On the Ropes

I think I’ve become a fan of Alan Leighton, currently Chairman of Consignia (aka the Post Office), after hearing him interviewed by John Humphrys on BBC Radio 4 (On the Ropes). On the Ropes usually features people who have gone from riches to rags, or experienced some other personal failure in their life. In this case, it was argued that the Post Office is on the ropes and Leighton is the man responsible for turning the organisation around. Humphrys stressed Leighton’s reputation as a ruthless businessman, but most of what Leighton said seemed like common sense to me. Here are a few highlights:

“I believe fundamentally you shouldn’t pay people for failure.”

“All organisations I know, particularly those that are performing badly, have what I call layers of treacle or permafrost in them which basically stops stuff happening. You know, there are business prevention squads in most businesses. They go out of their way to stop things happening, and one of the things you’ve got to do is get around that.”

“In businesses, generally, the Chairman and Chief Executive create the context. They can’t do anything else. They don’t actually go and do very much. In retailing all the money is taken in the shops. It’s not taken in the head offices. So you have to get that piece of thinking around your head. Where does the money get taken? Who takes the money? Who does the execution? Well the front line, so this whole thing about people are business’ most important assets. It’s a sort of trite saying that everyone trundles out now and then, but actually it’s true. And if you actually understand it’s true and you get after it, it’s the only the way you turn businesses around.”

“…the execution has to take place at the front end and you’ve got to have the management who believe that too. You know lots of managers don’t believe that. Lots of managers think they’ve got a job by right. Their job is to bark out commands. Their job is to get people to do as they’re told. Their job is not to listen to what people say. Their job is they know best. Well in my experience the operators know best, and if you can get them to be involved in things then you get a better result.”

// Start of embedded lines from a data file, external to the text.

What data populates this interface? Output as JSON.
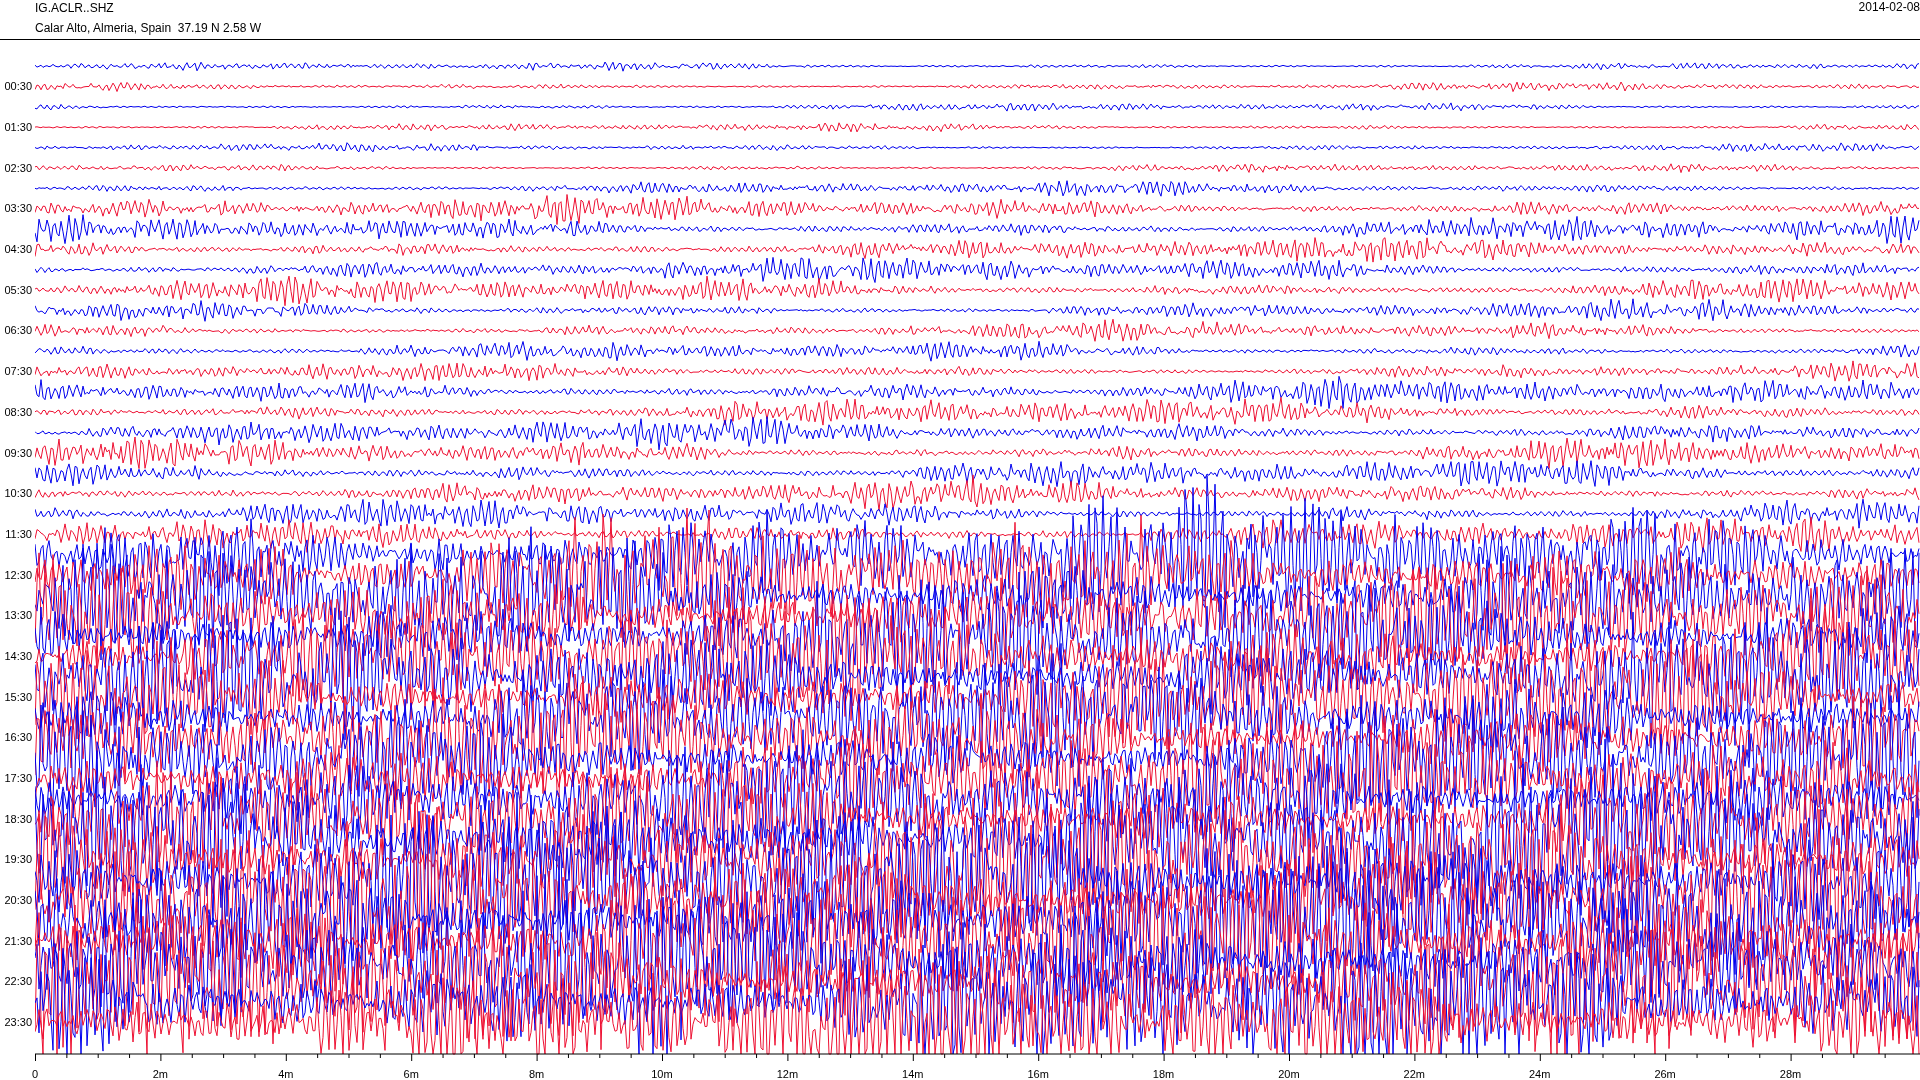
{
  "header": {
    "station": "IG.ACLR..SHZ",
    "location": "Calar Alto, Almeria, Spain  37.19 N 2.58 W",
    "date": "2014-02-08"
  },
  "hour_labels": [
    "00:30",
    "01:30",
    "02:30",
    "03:30",
    "04:30",
    "05:30",
    "06:30",
    "07:30",
    "08:30",
    "09:30",
    "10:30",
    "11:30",
    "12:30",
    "13:30",
    "14:30",
    "15:30",
    "16:30",
    "17:30",
    "18:30",
    "19:30",
    "20:30",
    "21:30",
    "22:30",
    "23:30"
  ],
  "x_axis_labels": [
    "0",
    "2m",
    "4m",
    "6m",
    "8m",
    "10m",
    "12m",
    "14m",
    "16m",
    "18m",
    "20m",
    "22m",
    "24m",
    "26m",
    "28m"
  ]
}
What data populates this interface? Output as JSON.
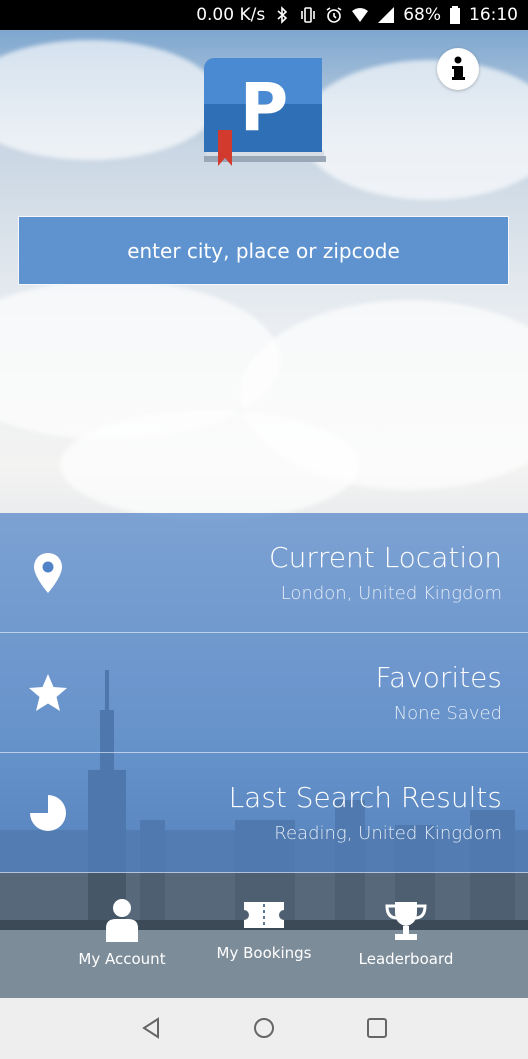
{
  "status_bar": {
    "speed": "0.00 K/s",
    "battery": "68%",
    "time": "16:10"
  },
  "search": {
    "placeholder": "enter city, place or zipcode"
  },
  "menu": [
    {
      "title": "Current Location",
      "subtitle": "London, United Kingdom",
      "icon": "location-pin-icon"
    },
    {
      "title": "Favorites",
      "subtitle": "None Saved",
      "icon": "star-icon"
    },
    {
      "title": "Last Search Results",
      "subtitle": "Reading, United Kingdom",
      "icon": "history-pie-icon"
    }
  ],
  "bottom_nav": [
    {
      "label": "My Account",
      "icon": "person-icon"
    },
    {
      "label": "My Bookings",
      "icon": "ticket-icon"
    },
    {
      "label": "Leaderboard",
      "icon": "trophy-icon"
    }
  ],
  "colors": {
    "accent": "#5f93cf",
    "menu_bg": "#5083c8"
  }
}
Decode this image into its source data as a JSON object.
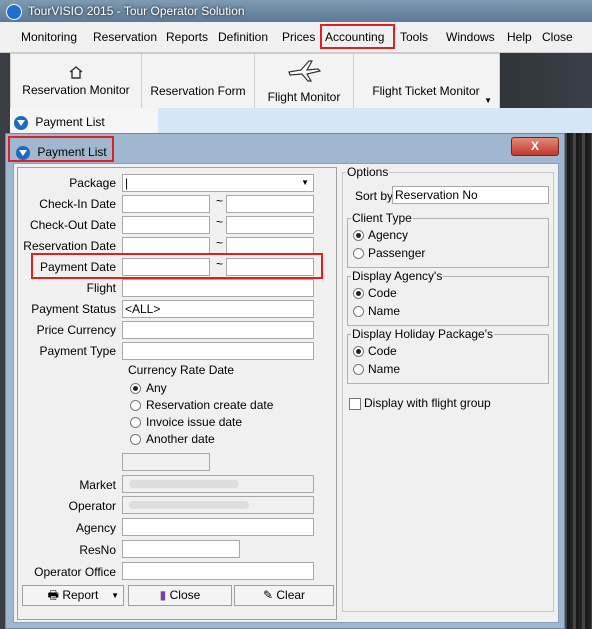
{
  "app": {
    "title": "TourVISIO 2015 - Tour Operator Solution"
  },
  "menu": [
    "Monitoring",
    "Reservation",
    "Reports",
    "Definition",
    "Prices",
    "Accounting",
    "Tools",
    "Windows",
    "Help",
    "Close"
  ],
  "toolbar": {
    "reservation_monitor": "Reservation Monitor",
    "reservation_form": "Reservation Form",
    "flight_monitor": "Flight Monitor",
    "flight_ticket_monitor": "Flight Ticket Monitor"
  },
  "tabs": {
    "payment_list_tab": "Payment List"
  },
  "dialog": {
    "title": "Payment List",
    "close": "X"
  },
  "form": {
    "package": "Package",
    "check_in": "Check-In Date",
    "check_out": "Check-Out Date",
    "reservation_date": "Reservation Date",
    "payment_date": "Payment Date",
    "flight": "Flight",
    "payment_status": "Payment Status",
    "payment_status_value": "<ALL>",
    "price_currency": "Price Currency",
    "payment_type": "Payment Type",
    "currency_rate_date": "Currency Rate Date",
    "rate_any": "Any",
    "rate_create": "Reservation create date",
    "rate_invoice": "Invoice issue date",
    "rate_another": "Another date",
    "market": "Market",
    "operator": "Operator",
    "agency": "Agency",
    "resno": "ResNo",
    "operator_office": "Operator Office",
    "tilde": "~"
  },
  "options": {
    "title": "Options",
    "sort_by": "Sort by",
    "sort_by_value": "Reservation No",
    "client_type": "Client Type",
    "agency": "Agency",
    "passenger": "Passenger",
    "display_agency": "Display Agency's",
    "display_holiday": "Display Holiday Package's",
    "code": "Code",
    "name": "Name",
    "display_flight_group": "Display with flight group"
  },
  "buttons": {
    "report": "Report",
    "close": "Close",
    "clear": "Clear"
  }
}
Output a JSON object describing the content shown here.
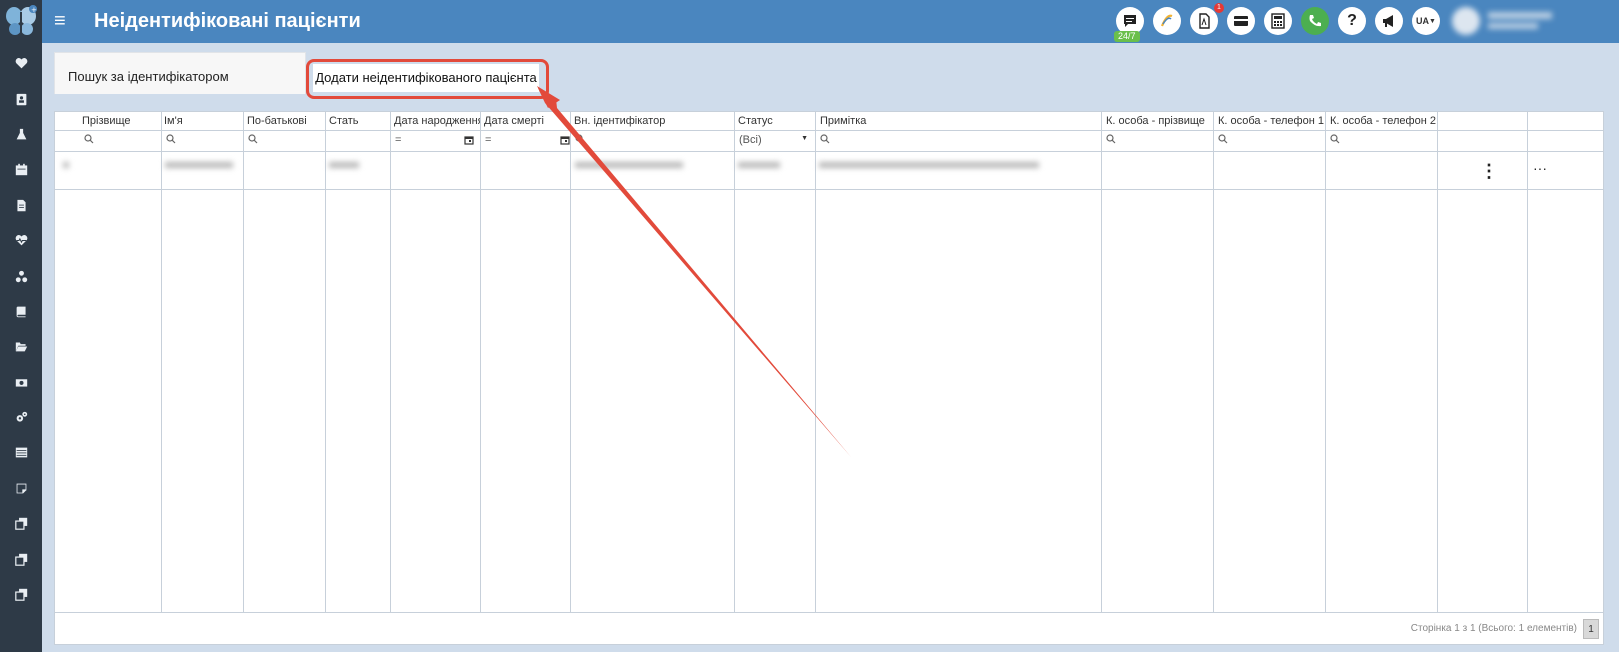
{
  "header": {
    "title": "Неідентифіковані пацієнти",
    "menu_icon": "hamburger-icon",
    "badge_247": "24/7",
    "notification_count": "1",
    "lang": "UA",
    "toolbar_icons": [
      "chat-icon",
      "helsi-icon",
      "pdf-icon",
      "card-icon",
      "calculator-icon",
      "phone-icon",
      "help-icon",
      "megaphone-icon",
      "language-selector"
    ]
  },
  "sidebar": {
    "icons": [
      "heart-icon",
      "contact-card-icon",
      "flask-icon",
      "calendar-icon",
      "document-icon",
      "heartbeat-icon",
      "hierarchy-icon",
      "book-icon",
      "folder-open-icon",
      "money-icon",
      "settings-icon",
      "list-icon",
      "note-icon",
      "copy-icon",
      "copy-icon-2",
      "copy-icon-3"
    ]
  },
  "tabs": {
    "search_tab": "Пошук за ідентифікатором",
    "add_tab": "Додати неідентифікованого пацієнта"
  },
  "table": {
    "columns": [
      "Прізвище",
      "Ім'я",
      "По-батькові",
      "Стать",
      "Дата народження",
      "Дата смерті",
      "Вн. ідентифікатор",
      "Статус",
      "Примітка",
      "К. особа - прізвище",
      "К. особа - телефон 1",
      "К. особа - телефон 2"
    ],
    "status_filter": "(Всі)",
    "filter_equals": "="
  },
  "pager": {
    "text": "Сторінка 1 з 1 (Всього: 1 елементів)",
    "page": "1"
  }
}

“The most bizarre thing about [the Post Office] is, this business is a monopoly. It’s got £8 billion of sales, it’s a monopoly and it loses £300 to £400 million pounds at the operating level. It’s happened over a period of time….[the Post Office] is so inwardly focussed it doesn’t think about the two things that count. If you don’t look after your customers and you don’t look after your people, you can be a monopoly and have £8 billion of sales and still lose a lot of money!”

“The most important thing is, do the right thing. If we do things wrong, we’re not going to sit on them forever, which is what’s happened in the past. We do things wrong, we get up, we say we did things wrong. We take the hit. We take the embarrassment, but we’re not going to continue to do something that is wrong.”

“In business turnarounds particularly, and in good businesses, most of the turnaround isn’t in huge, big programmes. It’s all about doing things better that you do everyday, and I’m sure there’s a lot we can do on the back of that.”

Although his comments make a lot of sense, these goals are very difficult to achieve in a large organisation, and I imagine the UK Post Office will be a challenge, even for an experienced businessman like Alan Leighton.